All coppers are on the take
Yes, there’s police corruption, but are they all busily taking small bribes from drunk drivers and low-level drug dealers? To make a modest profit but lose their pensions or end up in prison? It’s twaddle, but people are sure to buy you a few drinks. Cheers!

Science does not understand the weather
Based on the ‘logic’ that if ‘scientists’ couldn’t predict it was going to rain on Tuesday, all climate science must be b*llocks. Always popular with pub-going global warming deniers, and so will probably earn you a bag of crisps as well.

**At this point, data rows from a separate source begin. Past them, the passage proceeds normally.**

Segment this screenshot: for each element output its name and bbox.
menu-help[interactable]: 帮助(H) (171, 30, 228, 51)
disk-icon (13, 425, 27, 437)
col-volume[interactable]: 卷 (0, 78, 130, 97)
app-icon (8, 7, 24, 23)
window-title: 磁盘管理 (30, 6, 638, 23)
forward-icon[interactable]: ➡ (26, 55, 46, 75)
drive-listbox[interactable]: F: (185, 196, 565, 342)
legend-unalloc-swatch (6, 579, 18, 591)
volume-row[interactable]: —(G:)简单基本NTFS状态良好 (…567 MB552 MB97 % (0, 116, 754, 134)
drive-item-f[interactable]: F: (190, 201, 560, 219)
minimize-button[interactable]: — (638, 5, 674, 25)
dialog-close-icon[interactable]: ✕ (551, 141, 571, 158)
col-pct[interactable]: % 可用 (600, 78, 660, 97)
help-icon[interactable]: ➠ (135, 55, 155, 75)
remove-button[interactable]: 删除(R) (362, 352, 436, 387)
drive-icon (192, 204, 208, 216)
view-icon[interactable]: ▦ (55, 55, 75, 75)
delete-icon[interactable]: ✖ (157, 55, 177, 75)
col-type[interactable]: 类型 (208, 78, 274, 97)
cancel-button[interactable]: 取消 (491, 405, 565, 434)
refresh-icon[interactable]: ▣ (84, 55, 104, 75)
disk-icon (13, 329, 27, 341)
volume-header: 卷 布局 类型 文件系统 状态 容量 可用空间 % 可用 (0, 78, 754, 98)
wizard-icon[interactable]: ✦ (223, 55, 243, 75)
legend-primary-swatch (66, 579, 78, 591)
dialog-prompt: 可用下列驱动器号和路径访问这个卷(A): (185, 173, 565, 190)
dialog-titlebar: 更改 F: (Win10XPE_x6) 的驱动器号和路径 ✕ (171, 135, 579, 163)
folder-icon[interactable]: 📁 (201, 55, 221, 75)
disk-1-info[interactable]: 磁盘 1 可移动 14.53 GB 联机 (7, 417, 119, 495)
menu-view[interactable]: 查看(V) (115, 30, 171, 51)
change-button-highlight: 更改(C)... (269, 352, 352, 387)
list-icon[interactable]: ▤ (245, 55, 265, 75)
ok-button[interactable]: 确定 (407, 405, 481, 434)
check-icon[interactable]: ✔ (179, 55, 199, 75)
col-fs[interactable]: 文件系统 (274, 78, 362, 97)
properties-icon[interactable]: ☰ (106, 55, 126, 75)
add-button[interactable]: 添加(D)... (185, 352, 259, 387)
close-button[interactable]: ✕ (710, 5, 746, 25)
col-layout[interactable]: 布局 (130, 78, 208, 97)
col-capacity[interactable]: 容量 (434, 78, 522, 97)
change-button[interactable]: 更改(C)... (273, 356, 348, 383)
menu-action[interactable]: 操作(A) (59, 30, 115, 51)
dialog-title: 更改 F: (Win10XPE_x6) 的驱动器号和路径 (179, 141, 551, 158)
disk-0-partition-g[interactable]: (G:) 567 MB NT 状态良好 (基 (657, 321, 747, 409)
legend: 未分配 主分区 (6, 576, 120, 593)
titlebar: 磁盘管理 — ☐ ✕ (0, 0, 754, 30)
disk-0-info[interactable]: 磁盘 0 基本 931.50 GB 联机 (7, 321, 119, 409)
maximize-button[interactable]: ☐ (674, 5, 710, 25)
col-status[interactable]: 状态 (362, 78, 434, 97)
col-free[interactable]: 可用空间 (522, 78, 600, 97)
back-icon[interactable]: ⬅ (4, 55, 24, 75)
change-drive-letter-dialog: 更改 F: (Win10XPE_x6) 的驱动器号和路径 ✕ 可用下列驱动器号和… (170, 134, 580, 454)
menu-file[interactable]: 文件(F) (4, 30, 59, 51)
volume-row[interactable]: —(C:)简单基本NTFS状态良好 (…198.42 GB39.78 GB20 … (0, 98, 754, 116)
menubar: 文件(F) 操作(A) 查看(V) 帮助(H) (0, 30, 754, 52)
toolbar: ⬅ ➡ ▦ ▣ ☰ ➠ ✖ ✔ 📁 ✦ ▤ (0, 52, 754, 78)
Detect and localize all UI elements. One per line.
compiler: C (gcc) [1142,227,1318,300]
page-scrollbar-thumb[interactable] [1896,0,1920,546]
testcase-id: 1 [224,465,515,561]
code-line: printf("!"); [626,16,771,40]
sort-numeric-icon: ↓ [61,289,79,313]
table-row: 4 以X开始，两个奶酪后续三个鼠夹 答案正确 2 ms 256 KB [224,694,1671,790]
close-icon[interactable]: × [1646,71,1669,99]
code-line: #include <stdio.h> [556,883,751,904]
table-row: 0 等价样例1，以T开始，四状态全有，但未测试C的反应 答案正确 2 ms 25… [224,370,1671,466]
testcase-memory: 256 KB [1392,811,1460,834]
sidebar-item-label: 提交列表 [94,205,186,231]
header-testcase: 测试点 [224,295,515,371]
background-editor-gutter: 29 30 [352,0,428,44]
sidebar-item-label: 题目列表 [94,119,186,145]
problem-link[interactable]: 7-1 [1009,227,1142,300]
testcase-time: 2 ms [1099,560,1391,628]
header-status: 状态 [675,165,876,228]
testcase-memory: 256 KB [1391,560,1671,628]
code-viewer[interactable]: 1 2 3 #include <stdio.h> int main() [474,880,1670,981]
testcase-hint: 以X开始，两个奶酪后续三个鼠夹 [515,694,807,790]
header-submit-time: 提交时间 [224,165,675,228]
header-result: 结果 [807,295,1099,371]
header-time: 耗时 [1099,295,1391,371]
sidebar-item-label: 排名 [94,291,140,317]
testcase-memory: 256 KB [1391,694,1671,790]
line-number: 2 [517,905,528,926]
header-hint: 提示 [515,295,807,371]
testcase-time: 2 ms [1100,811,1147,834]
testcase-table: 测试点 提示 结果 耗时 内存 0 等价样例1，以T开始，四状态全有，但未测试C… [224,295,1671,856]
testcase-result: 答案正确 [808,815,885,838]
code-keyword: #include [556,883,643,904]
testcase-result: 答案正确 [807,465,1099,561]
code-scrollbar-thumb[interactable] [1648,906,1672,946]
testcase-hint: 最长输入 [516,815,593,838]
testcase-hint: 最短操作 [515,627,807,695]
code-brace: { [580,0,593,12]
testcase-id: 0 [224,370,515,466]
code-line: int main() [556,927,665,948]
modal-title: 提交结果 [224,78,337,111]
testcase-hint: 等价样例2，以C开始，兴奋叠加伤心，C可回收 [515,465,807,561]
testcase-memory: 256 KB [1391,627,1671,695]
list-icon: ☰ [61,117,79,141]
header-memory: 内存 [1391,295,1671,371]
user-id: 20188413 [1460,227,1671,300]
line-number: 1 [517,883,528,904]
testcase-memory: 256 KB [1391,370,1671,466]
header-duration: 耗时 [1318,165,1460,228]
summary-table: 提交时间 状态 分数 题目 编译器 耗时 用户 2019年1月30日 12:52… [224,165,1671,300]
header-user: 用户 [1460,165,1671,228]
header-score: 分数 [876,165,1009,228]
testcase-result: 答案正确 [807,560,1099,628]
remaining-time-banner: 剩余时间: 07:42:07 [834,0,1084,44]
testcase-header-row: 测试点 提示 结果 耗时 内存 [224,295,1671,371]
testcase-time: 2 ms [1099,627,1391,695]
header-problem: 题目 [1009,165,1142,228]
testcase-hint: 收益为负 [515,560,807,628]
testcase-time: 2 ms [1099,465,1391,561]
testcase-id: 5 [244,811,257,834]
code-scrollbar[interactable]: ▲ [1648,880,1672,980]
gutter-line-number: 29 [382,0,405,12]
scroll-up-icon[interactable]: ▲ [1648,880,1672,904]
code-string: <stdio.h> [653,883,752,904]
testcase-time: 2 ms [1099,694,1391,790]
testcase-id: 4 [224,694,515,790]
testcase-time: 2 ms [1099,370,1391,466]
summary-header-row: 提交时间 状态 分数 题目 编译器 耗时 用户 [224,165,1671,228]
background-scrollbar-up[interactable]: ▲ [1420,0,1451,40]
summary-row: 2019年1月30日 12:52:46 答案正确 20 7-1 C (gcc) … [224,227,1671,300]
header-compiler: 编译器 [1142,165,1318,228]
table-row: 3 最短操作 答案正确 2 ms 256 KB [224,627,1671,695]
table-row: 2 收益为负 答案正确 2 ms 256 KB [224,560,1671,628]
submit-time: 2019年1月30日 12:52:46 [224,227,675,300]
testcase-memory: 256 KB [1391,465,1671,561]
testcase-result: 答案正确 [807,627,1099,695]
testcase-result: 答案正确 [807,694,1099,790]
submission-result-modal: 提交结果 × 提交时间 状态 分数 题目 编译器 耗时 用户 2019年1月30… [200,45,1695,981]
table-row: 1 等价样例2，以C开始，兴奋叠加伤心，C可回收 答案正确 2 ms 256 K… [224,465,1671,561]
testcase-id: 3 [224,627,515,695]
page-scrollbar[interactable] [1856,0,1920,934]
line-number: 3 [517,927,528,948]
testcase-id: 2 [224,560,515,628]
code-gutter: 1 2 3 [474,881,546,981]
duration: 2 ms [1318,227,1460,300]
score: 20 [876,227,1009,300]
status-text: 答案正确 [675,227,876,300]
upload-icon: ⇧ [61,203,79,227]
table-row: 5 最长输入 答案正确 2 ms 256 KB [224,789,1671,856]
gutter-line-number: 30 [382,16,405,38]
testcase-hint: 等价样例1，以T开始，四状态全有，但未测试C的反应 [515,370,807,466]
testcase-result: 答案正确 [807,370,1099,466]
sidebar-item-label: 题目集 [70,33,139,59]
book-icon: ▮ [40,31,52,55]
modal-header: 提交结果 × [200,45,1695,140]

You can’t prove ghosts don’t exist
Also applies to: telepathy, UFOs, God, bigfoot and fairies. Say it as though it’s the last word on the subject, then sit back and sup your pint like some sort of wise man. People really like to believe in this stuff, so only the occasional smart*rse will say the onus is on you to provide evidence. 

Britain is full
It’s not, really, is it? There’s loads of space. Maybe a sensible, integrated house-building and transport policy could regenerate some areas, and… oh. Hang on. You really just mean ‘We don’t like immigrants’. Still, it’s worth at least three free drinks.

All ice cream vans sell drugs
Or any highly unlikely popular myth. Don’t bother actually thinking this through, eg. why isn’t every ice cream van mobbed with stoners? Just spout your nonsense safe in the knowledge that your gullible audience will be getting the drinks in.